Anak buah Wiroguno menjadi tercekat hatinya melihat kenyataan itu. Mereka
semakin yakin kepada Roro Wuni bahwa wanita itu bukan orang sembarangan.
Wirogunopun menjadi heran karena tebakannya meleset malah ia sendiri yang kena
serang. Perasaannya tambah mendongkol ia harus mampu mengalahkan wanita itu
agar tidak dipandang rendah oleh anak buahnya sendiri. Kembali ia menyerang
dengan dasyatnya, tubuhnya berkelebat cepat. Ternyata Wiroguno meningkatkan
ilmu silatnya. Roro Wuni tak mau mati konyol, diserang begitu gencar iapun
tingkatkan ilmunya. Perkelahian itu kini benar-benar menjadi hebat. Roro Wuni
mulai balas menyerang, gerakannya lincah tapi penuh tenaga. Mereka saling
serang dan saling gempur mencari kelengan musuh. Sebelas jurus telah berlalu
tapi mereka tak mau mengurangi tenaga bahkan masing-masing menambah tenaga.
“Wiroguno
bagaimana caramu menyumpal mulutku, dari tadi kau Cuma main-main seperti monyet
kepanasan”. Ejek Roro Wuni
Wiroguno tak menggubris perkataan
Roro Wuni ia tak tahu bahwa dirinya dipancing oleh siasat Roro Wuni agar
kemarahannya menjadi-jadi. Apabila hal itu terjadi maka bisa dikatakan ia sudah
kalah 50% . Sebab dalam pertempuran diperlukan ketenangan. Apabila ia terbakar
oleh kemarahannya sendiri otomatis akal sehatnya tak dapat digunakan lagi. Hal
ini bisa mencelakai diri sendiri. Untung ejekan Roro Wuni tak dirasakan sepenuh
hati.
“Tutup
mulutmu hai perempuan kotor, sebentar lagi mulutmu yang bau itu akan aku
robek-robek, biar wajahmu menjadi seperti setan gentayangan ......hahahaha”.
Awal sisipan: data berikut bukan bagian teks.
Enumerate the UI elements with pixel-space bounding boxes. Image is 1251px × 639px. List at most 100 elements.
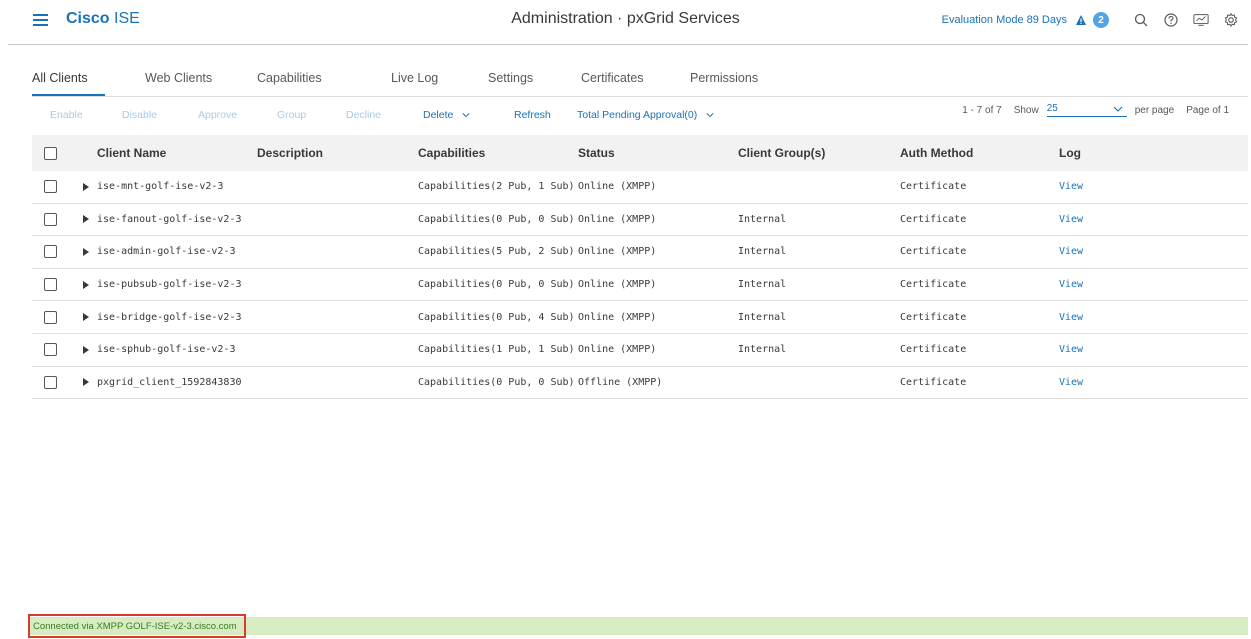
tab-certificates[interactable]: Certificates xyxy=(533,71,644,97)
row-checkbox[interactable] xyxy=(44,310,57,324)
view-log-link[interactable]: View xyxy=(1059,214,1083,225)
column-description[interactable]: Description xyxy=(257,146,323,160)
group-button[interactable]: Group xyxy=(277,109,306,121)
expand-arrow-icon[interactable] xyxy=(82,378,90,387)
client-status: Online (XMPP) xyxy=(578,213,657,225)
enable-button[interactable]: Enable xyxy=(50,109,83,121)
chevron-down-icon xyxy=(462,113,470,118)
row-checkbox[interactable] xyxy=(44,343,57,357)
column-status[interactable]: Status xyxy=(578,146,615,160)
expand-arrow-icon[interactable] xyxy=(82,280,90,289)
view-log-link[interactable]: View xyxy=(1059,344,1083,355)
client-auth-method: Certificate xyxy=(900,213,967,225)
column-log[interactable]: Log xyxy=(1059,146,1081,160)
alert-count-badge[interactable]: 2 xyxy=(1093,12,1109,28)
decline-button[interactable]: Decline xyxy=(346,109,381,121)
expand-arrow-icon[interactable] xyxy=(82,345,90,354)
tab-label: Capabilities xyxy=(257,71,322,85)
view-log-link[interactable]: View xyxy=(1059,279,1083,290)
expand-arrow-icon[interactable] xyxy=(82,215,90,224)
client-status: Offline (XMPP) xyxy=(578,376,663,388)
client-auth-method: Certificate xyxy=(900,246,967,258)
tab-label: Certificates xyxy=(581,71,644,85)
per-page-value: 25 xyxy=(1046,103,1058,114)
client-auth-method: Certificate xyxy=(900,279,967,291)
menu-icon[interactable] xyxy=(33,14,48,26)
tab-all-clients[interactable]: All Clients xyxy=(32,71,105,97)
top-header: Cisco ISE Administration · pxGrid Servic… xyxy=(0,0,1251,44)
pagination: 1 - 7 of 7 Show 25 per page Page of 1 xyxy=(962,103,1229,117)
client-auth-method: Certificate xyxy=(900,376,967,388)
tab-label: Permissions xyxy=(690,71,759,85)
tab-web-clients[interactable]: Web Clients xyxy=(105,71,218,97)
disable-button[interactable]: Disable xyxy=(122,109,157,121)
column-capabilities[interactable]: Capabilities xyxy=(418,146,485,160)
row-checkbox[interactable] xyxy=(44,180,57,194)
table-row: ise-admin-golf-ise-v2-3 Capabilities(5 P… xyxy=(32,236,1248,269)
client-capabilities: Capabilities(0 Pub, 4 Sub) xyxy=(418,311,575,323)
client-status: Online (XMPP) xyxy=(578,181,657,193)
client-status: Online (XMPP) xyxy=(578,344,657,356)
warning-icon[interactable] xyxy=(1075,14,1087,26)
tab-settings[interactable]: Settings xyxy=(439,71,533,97)
refresh-button[interactable]: Refresh xyxy=(514,109,551,121)
column-client-groups[interactable]: Client Group(s) xyxy=(738,146,825,160)
delete-dropdown[interactable]: Delete xyxy=(423,109,470,121)
tab-permissions[interactable]: Permissions xyxy=(641,71,758,97)
page-title: Administration · pxGrid Services xyxy=(511,10,740,27)
client-capabilities: Capabilities(2 Pub, 1 Sub) xyxy=(418,181,575,193)
help-icon[interactable] xyxy=(1163,12,1179,28)
expand-arrow-icon[interactable] xyxy=(82,247,90,256)
view-log-link[interactable]: View xyxy=(1059,312,1083,323)
per-page-label: per page xyxy=(1134,104,1175,116)
pending-approval-dropdown[interactable]: Total Pending Approval(0) xyxy=(577,109,714,121)
chevron-down-icon xyxy=(706,113,714,118)
view-log-link[interactable]: View xyxy=(1059,246,1083,257)
monitor-icon[interactable] xyxy=(1193,12,1209,28)
per-page-select[interactable]: 25 xyxy=(1046,103,1127,117)
view-log-link[interactable]: View xyxy=(1059,181,1083,192)
select-all-checkbox[interactable] xyxy=(44,146,57,160)
client-name: ise-pubsub-golf-ise-v2-3 xyxy=(97,279,242,291)
client-group: Internal xyxy=(738,279,787,291)
client-capabilities: Capabilities(0 Pub, 0 Sub) xyxy=(418,213,575,225)
client-status: Online (XMPP) xyxy=(578,311,657,323)
connection-status-text: Connected via XMPP GOLF-ISE-v2-3.cisco.c… xyxy=(33,621,237,632)
chevron-down-icon xyxy=(1113,106,1123,112)
approve-button[interactable]: Approve xyxy=(198,109,237,121)
client-auth-method: Certificate xyxy=(900,181,967,193)
tab-bar: All Clients Web Clients Capabilities Liv… xyxy=(32,71,758,97)
table-row: ise-fanout-golf-ise-v2-3 Capabilities(0 … xyxy=(32,204,1248,237)
expand-arrow-icon[interactable] xyxy=(82,182,90,191)
table-row: ise-bridge-golf-ise-v2-3 Capabilities(0 … xyxy=(32,301,1248,334)
header-divider xyxy=(8,44,1248,45)
settings-icon[interactable] xyxy=(1223,12,1239,28)
evaluation-mode-link[interactable]: Evaluation Mode 89 Days xyxy=(942,14,1067,26)
client-name: ise-bridge-golf-ise-v2-3 xyxy=(97,311,242,323)
table-row: ise-sphub-golf-ise-v2-3 Capabilities(1 P… xyxy=(32,334,1248,367)
client-auth-method: Certificate xyxy=(900,344,967,356)
row-checkbox[interactable] xyxy=(44,278,57,292)
brand-logo[interactable]: Cisco ISE xyxy=(66,10,140,28)
view-log-link[interactable]: View xyxy=(1059,377,1083,388)
client-group: Internal xyxy=(738,344,787,356)
client-auth-method: Certificate xyxy=(900,311,967,323)
client-name: ise-fanout-golf-ise-v2-3 xyxy=(97,213,242,225)
column-auth-method[interactable]: Auth Method xyxy=(900,146,973,160)
column-client-name[interactable]: Client Name xyxy=(97,146,166,160)
row-checkbox[interactable] xyxy=(44,375,57,389)
row-checkbox[interactable] xyxy=(44,245,57,259)
tab-live-log[interactable]: Live Log xyxy=(343,71,439,97)
expand-arrow-icon[interactable] xyxy=(82,313,90,322)
client-name: ise-admin-golf-ise-v2-3 xyxy=(97,246,236,258)
row-checkbox[interactable] xyxy=(44,212,57,226)
tab-capabilities[interactable]: Capabilities xyxy=(218,71,343,97)
brand-name: Cisco xyxy=(66,10,110,27)
client-capabilities: Capabilities(0 Pub, 0 Sub) xyxy=(418,279,575,291)
tab-label: Live Log xyxy=(391,71,439,85)
client-status: Online (XMPP) xyxy=(578,279,657,291)
table-row: pxgrid_client_1592843830 Capabilities(0 … xyxy=(32,367,1248,400)
search-icon[interactable] xyxy=(1133,12,1149,28)
client-group: Internal xyxy=(738,213,787,225)
client-name: ise-mnt-golf-ise-v2-3 xyxy=(97,181,224,193)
Ejekan Wiroguno menusuk hati kecil
kewanitannya. Wajah adalah salah satu kebanggaan bagi wanita, untuk itu setiap
wanita pasti sangat memperhatikan wajahnya. Mereka selalu berusaha agar
wajahnya selalu tampak muda dan cantik itu naluri semua wanita. Hal inilah inilah
yang membuat kemarahannya naik ke ubun-ubun. Roro Wuni mengebutkan tangannya
sedetik kemudian berhembuslah gelombang angin menghantam ke arah Wiroguno.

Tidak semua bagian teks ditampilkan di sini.